The waiter brought their pizza. He served a slice to Mitch and a slice to Paul—cheese stretching, steam rising—and left them to their meal. Paul’s stomach let loose an appreciative grumble. As soon as Mitch finished saying grace, Paul took a bite with his fork and closed his eyes in order to fully enjoy the rich flavor. Lou Malnati’s pizza took the edge off most things.
“So,” he said as soon as he swallowed, “what did you want to talk to me about?” They didn’t typically meet on Mondays for lunch.
“The marriage campaign,” Mitch said.
Paul had expected as much.
It was something that had been in the works for months—a collaboration among several churches in the Chicago area. The idea had been Mitch’s brainchild, of course. It was one of the things Paul loved about the guy. He was more passionate about building the church universal than he was about increasing attendance at his particular church in Lakeview.
As part of this passion, Mitch had formed a fellowship of pastors, and every single one in the fellowship was concerned about the escalating divorce rate within their church walls. The idea of a citywide marriage campaign came into being. One that would culminate in a conference led by Paul Elliott.
All of that was before.
Before Tragedy on the Tracks.
Before twenty-two Chicagoans lost their lives.
Before the churches in Chicago shifted into crisis intervention mode and the marriage campaign fell by the wayside.
“We’re starting to talk about it again. The other pastors wanted to know if…” Mitch seemed embarrassed. Uncertain. Like he was Peter stepping out of the boat, only instead of waves, there was an ocean full of eggshells.
“If I’d do it?”
“I don’t want you to feel any pressure. I wasn’t even going to ask at all, but every morning for the past two weeks, when I sit down to pray, I get this nudge. Like I’m supposed to check in with you about it.”

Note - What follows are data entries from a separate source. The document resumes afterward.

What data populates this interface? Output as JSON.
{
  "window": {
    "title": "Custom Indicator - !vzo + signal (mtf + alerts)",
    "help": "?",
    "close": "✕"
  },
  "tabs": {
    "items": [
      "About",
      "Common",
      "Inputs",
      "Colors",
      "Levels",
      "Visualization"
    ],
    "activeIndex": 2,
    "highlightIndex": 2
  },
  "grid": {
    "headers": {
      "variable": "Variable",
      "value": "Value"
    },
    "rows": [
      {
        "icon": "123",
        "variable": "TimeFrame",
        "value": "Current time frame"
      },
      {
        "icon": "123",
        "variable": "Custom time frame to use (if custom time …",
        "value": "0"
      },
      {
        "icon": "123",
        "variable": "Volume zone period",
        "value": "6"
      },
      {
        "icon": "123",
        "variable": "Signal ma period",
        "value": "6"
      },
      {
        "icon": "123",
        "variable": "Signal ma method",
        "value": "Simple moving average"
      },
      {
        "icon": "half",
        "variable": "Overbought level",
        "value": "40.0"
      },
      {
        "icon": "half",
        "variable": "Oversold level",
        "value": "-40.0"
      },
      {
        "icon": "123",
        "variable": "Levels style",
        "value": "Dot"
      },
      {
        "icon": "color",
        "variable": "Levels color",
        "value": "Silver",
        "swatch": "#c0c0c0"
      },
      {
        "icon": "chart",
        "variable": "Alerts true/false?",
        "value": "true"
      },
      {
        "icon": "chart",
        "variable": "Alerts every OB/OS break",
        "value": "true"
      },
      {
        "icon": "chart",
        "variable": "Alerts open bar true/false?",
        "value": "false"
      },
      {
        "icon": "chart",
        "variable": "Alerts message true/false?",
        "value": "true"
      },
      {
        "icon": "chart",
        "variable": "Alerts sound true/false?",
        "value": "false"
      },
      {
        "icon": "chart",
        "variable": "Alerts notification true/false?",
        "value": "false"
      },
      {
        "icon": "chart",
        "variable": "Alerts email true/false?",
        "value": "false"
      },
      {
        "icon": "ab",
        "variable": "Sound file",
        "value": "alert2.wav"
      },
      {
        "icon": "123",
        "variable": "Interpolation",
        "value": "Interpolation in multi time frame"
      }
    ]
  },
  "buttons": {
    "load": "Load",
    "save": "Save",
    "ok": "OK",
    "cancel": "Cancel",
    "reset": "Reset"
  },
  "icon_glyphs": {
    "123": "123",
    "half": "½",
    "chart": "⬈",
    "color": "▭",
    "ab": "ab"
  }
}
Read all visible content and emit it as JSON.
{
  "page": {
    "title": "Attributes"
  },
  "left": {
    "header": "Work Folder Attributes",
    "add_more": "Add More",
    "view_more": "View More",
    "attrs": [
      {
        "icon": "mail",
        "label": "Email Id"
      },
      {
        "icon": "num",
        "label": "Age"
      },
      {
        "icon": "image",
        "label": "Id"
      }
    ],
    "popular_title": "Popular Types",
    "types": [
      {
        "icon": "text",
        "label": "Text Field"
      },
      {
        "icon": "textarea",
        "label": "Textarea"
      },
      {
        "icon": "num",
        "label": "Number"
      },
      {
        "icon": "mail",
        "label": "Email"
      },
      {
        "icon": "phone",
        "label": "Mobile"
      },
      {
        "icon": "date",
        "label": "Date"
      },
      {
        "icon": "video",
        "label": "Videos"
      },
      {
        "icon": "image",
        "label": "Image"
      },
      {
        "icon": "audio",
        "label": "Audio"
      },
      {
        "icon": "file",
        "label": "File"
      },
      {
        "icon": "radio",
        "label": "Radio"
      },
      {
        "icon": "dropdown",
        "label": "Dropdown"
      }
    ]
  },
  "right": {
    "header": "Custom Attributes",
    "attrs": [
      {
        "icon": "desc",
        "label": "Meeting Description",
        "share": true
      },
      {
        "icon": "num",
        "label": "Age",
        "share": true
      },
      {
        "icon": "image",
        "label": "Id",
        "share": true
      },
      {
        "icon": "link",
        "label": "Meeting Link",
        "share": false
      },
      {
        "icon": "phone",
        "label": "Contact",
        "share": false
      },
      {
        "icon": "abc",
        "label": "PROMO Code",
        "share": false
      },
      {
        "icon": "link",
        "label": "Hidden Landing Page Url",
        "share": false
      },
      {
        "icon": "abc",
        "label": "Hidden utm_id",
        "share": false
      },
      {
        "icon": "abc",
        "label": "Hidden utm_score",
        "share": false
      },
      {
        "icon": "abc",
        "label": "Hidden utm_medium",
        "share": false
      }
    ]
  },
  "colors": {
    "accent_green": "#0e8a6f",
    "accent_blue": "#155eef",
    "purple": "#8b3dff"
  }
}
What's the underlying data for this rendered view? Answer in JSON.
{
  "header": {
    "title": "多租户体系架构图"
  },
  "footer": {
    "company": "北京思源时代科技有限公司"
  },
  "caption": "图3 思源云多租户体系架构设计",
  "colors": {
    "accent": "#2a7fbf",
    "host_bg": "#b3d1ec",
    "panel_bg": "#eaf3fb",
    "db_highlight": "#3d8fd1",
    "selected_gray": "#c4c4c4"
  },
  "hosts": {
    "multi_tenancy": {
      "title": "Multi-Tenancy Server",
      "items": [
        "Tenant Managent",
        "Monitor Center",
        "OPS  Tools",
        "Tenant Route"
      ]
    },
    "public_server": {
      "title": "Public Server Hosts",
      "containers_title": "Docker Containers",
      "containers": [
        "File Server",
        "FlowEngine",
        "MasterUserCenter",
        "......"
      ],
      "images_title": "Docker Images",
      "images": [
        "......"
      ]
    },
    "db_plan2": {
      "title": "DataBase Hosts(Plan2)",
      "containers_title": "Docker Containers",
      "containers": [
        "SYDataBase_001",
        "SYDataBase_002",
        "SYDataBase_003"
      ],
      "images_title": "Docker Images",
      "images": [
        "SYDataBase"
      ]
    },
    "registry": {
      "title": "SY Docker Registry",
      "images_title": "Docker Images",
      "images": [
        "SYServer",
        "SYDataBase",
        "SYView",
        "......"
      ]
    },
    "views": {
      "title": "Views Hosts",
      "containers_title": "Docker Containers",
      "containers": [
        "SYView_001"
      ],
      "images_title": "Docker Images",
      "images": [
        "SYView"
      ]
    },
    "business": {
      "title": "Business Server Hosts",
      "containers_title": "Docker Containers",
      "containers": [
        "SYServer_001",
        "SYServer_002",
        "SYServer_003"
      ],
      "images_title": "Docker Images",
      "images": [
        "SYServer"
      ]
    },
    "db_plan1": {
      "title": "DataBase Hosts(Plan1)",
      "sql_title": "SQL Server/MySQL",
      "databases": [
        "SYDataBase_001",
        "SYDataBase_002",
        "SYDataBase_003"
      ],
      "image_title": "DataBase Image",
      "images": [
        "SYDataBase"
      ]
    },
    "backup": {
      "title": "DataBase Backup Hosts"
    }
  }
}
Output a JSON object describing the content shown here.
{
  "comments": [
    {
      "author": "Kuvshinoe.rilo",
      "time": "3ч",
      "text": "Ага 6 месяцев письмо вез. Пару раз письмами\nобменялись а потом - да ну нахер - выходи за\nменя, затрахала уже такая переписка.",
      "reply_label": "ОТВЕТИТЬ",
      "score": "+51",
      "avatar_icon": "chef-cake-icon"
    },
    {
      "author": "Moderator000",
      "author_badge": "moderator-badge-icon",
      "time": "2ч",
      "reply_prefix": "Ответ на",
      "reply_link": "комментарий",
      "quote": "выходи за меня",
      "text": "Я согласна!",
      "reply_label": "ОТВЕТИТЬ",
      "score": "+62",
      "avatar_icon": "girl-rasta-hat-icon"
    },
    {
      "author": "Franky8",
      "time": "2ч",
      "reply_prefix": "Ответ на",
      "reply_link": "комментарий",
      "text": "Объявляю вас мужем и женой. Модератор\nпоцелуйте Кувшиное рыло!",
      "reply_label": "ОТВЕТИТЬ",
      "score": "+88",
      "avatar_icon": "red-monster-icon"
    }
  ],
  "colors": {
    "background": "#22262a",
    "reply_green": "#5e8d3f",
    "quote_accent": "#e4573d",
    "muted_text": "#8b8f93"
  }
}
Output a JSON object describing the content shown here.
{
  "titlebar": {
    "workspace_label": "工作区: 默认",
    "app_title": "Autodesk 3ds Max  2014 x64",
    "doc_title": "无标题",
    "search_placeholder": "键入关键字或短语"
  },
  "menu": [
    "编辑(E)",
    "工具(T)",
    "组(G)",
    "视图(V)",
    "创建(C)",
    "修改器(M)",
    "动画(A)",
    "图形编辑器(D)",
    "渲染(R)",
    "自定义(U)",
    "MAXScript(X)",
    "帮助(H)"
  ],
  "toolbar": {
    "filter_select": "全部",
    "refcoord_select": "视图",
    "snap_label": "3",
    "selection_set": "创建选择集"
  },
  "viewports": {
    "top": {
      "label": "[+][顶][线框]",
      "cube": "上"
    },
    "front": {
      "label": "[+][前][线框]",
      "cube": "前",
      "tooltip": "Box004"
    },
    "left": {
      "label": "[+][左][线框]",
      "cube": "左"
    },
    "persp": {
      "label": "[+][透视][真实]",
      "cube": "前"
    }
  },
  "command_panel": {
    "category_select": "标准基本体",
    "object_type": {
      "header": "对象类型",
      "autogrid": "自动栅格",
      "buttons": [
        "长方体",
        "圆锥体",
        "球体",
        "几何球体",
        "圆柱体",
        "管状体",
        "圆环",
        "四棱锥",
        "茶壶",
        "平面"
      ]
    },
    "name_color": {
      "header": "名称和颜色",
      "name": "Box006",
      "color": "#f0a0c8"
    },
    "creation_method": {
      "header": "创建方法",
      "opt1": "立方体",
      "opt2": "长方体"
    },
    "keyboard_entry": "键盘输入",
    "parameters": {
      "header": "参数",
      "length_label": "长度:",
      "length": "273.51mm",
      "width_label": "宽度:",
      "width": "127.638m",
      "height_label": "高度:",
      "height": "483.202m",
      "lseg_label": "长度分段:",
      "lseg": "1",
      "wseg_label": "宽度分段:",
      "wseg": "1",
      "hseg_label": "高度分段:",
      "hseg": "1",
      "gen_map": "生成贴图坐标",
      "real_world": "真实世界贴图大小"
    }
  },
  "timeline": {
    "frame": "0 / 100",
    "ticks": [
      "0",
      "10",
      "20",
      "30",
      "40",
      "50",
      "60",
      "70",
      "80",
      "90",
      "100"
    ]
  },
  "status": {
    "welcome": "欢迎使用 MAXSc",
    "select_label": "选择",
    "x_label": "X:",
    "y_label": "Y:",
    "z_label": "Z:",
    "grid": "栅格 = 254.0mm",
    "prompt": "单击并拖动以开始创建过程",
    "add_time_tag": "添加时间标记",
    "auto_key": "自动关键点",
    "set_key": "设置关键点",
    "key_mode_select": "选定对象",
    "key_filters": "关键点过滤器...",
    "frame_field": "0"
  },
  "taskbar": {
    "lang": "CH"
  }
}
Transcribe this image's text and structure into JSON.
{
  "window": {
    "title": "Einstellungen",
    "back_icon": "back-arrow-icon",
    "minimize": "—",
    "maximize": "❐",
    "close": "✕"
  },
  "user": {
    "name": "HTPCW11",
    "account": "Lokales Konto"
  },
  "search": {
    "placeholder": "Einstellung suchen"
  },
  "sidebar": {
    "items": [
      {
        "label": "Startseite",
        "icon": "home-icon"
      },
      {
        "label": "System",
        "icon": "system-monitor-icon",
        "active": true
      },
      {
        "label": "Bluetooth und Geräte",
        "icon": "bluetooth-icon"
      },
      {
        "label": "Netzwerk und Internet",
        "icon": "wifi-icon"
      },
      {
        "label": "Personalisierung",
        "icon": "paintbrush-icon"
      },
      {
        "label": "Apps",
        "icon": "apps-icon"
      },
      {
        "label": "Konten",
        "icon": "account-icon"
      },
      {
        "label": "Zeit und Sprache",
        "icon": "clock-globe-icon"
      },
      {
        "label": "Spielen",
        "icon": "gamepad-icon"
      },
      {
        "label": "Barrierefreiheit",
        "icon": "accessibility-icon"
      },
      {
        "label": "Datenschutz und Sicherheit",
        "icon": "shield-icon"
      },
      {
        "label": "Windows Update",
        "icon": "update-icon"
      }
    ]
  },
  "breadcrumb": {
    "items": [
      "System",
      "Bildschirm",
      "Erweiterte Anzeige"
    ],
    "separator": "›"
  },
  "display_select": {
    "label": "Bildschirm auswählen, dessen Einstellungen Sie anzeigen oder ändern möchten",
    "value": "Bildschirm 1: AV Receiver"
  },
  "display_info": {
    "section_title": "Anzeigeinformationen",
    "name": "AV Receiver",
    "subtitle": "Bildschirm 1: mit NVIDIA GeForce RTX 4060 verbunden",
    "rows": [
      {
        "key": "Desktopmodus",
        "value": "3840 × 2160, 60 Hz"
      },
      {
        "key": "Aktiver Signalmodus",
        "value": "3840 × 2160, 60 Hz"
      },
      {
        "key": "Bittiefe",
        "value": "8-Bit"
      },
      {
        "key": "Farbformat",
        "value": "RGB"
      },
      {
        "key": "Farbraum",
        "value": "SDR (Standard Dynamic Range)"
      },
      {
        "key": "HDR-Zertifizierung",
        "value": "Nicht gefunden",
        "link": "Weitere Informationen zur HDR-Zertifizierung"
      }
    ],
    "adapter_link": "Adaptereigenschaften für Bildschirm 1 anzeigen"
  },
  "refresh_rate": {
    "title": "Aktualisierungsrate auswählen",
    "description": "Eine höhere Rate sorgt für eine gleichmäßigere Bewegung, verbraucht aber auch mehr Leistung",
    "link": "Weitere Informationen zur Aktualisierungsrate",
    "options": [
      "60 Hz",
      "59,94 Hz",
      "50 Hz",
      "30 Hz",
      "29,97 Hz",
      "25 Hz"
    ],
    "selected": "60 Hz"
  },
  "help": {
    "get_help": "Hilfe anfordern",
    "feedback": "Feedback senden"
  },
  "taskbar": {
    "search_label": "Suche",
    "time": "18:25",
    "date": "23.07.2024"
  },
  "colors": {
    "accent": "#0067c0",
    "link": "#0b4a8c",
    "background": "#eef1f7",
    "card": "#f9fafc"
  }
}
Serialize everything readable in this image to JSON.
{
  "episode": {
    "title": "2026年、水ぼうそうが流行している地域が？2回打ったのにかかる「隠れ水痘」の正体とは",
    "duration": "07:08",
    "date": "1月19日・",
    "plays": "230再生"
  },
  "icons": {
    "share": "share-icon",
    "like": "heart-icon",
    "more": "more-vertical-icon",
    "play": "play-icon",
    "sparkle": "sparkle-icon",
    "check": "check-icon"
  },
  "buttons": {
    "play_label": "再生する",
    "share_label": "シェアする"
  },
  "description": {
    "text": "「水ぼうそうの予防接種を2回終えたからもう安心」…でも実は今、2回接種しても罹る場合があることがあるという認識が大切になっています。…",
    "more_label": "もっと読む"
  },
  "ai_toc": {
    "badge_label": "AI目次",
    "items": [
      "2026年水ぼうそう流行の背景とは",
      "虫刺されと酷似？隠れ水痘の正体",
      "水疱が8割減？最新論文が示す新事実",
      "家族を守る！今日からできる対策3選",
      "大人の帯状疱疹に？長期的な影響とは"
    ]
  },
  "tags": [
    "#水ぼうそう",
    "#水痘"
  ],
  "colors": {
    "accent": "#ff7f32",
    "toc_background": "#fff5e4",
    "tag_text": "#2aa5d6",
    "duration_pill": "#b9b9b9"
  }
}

Paul shoved another bite into his mouth.
“I didn’t want to go looking for someone else without talking to you about it first. Just in case God was nudging you too.”
“I don’t know, Mitch. I’m pretty sure my ministry has run its course.”
“Permanently?”
“I’m not married anymore.”
Mitch furrowed his brow as though he were chewing over the statement. “I’m a pastor.”
“A really good one.”
“It’s a gift—a passion—that God’s planted in my heart.”
Paul waited, positive that a moral was right around the corner.
“If something happened, and God forbid, I lost every person in my flock, I’d still be a pastor. All the experience I’ve been blessed with and the particular wisdom God’s given me along with it. It wouldn’t just go away because Redeemer did.”
Mitch served himself another piece of pizza. “Look, I won’t pretend to understand what it would be like if I lost Lisa. All I know is that I’ve watched you walk this road with courage and integrity. And I’ve witnessed what a gift you have in speaking truth to husbands and wives. Losing Vivian doesn’t mean you have to lose your ministry too.”
Paul set his fork on the table. One slice in and he’d lost his appetite.